Rachel Fee wrote an Op-ed published in the Daily News on February 16th. Please find the text below:

“President Trump’s budget is likely dead on arrival in Congress, but the message he sent to people living in public housing is not a tweet to delete or a truth easily denigrated as “fake news.” It is a statement of willful abandonment.

The President and his budget director declare that the federal government no longer wants a role in public housing. Zeroing out any funding to help repair boilers and buildings at the New York City Housing Authority leaves hundreds of thousands of people out in the cold (literally).

Trump proposes to cut funding across HUD programs by $8.8 billion, or nearly 20%. This comes as nearly every city and state grapples with insufficient affordable housing. To add insult, the President also proposes to raise rents for people in New York who rely on HUD programs by an average of 23% or $1,480 this year.

And while the Trump administration seeks to establish patronizing work requirements, they also want to eliminate benefits that actually allow people to work, like the ability to deduct child-care expenses before rent is calculated.

Even more than the funding in jeopardy, the President’s budget represents a major shift in the federal government’s role in subsidized housing. Budget cuts have been piling on year after year, causing boilers to break, elevators to stall, roofs to leak, mold to flourish, and lead paint to peel. But the President’s budget goes a step further and replaces federal disinvestment with divestment.

The President is throwing up his hands saying “not my problem” to New York’s 323,098 public housing residents who have gone without heat or hot water at some point this last year. What is galling is that the President offers no substitute or plan to assure state and local governments have resources to maintain any standard of habitability for public housing that is both occupied and desperately needed. It is a heartless abdication of responsibility.

An insufficient $100 million is proposed in the budget nationally for the Rental Assistance Demonstration program. Under RAD, the private sector can invest in public housing through Low Income Housing Tax Credits and Private Activity Bonds, resources that already took a huge hit in the recently enacted tax bill.
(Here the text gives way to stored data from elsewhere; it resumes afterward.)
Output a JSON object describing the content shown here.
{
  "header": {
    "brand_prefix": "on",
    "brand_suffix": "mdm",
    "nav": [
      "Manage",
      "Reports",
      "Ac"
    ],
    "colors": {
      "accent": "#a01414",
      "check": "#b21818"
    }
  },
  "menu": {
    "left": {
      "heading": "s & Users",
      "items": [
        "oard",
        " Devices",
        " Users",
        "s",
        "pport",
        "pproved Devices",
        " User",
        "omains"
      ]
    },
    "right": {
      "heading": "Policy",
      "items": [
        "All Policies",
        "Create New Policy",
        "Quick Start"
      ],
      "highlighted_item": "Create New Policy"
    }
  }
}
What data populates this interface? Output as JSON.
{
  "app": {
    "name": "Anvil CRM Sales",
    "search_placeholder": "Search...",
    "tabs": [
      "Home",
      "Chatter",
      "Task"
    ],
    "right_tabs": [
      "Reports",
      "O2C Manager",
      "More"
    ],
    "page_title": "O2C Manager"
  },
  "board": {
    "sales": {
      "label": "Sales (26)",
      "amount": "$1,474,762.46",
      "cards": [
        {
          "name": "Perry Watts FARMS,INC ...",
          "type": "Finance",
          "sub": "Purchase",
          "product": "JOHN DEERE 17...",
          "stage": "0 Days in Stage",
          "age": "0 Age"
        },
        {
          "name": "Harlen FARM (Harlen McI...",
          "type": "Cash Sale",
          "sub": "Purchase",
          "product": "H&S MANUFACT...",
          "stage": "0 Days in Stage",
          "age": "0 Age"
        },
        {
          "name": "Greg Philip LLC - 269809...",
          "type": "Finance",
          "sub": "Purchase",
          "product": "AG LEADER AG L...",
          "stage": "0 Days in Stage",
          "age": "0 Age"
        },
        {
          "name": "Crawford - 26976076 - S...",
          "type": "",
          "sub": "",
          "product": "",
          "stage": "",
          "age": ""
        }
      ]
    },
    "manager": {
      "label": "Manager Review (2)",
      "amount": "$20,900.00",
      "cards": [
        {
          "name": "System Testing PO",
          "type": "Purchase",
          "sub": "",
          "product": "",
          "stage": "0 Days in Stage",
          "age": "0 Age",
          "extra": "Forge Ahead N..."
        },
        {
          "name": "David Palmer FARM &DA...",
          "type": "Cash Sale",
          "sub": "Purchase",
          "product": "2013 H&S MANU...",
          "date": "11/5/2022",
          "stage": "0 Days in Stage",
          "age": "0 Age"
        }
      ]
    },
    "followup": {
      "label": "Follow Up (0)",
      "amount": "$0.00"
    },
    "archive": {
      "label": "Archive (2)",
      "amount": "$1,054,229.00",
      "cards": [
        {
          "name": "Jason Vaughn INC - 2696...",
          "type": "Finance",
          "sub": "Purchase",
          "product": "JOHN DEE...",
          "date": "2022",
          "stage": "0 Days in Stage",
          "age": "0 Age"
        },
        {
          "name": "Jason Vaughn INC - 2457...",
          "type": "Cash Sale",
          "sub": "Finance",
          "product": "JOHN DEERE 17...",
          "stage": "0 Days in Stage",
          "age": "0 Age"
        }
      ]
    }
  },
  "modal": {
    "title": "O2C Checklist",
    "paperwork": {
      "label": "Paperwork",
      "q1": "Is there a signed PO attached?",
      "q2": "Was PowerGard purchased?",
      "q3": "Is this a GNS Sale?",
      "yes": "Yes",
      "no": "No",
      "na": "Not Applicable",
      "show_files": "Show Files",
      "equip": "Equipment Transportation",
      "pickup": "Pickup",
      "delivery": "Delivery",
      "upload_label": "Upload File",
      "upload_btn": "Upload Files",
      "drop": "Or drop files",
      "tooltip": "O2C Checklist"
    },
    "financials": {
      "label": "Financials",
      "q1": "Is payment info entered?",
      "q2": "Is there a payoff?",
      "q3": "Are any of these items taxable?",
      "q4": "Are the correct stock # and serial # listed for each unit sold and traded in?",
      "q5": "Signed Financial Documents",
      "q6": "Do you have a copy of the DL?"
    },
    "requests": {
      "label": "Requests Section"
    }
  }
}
 The idea that public housing is something to be abandoned is ludicrous. Because of chronic underfunding, NYCHA buildings require nearly $26 billion in needed repairs. That is a large number. But when you think about how many homes it provides to New Yorkers — almost 200,000 affordable homes — and what it would take to try to replace it, and the impact its continuing deterioration will have on the neighborhoods these developments are located in, the true value of NYCHA is much, much greater. The private sector, state and local government can and should be partners in revitalizing public housing, but it is the responsibility of the federal government to provide funding solutions to achieve basic and decent living conditions in public housing. We cannot let the federal government off the hook.”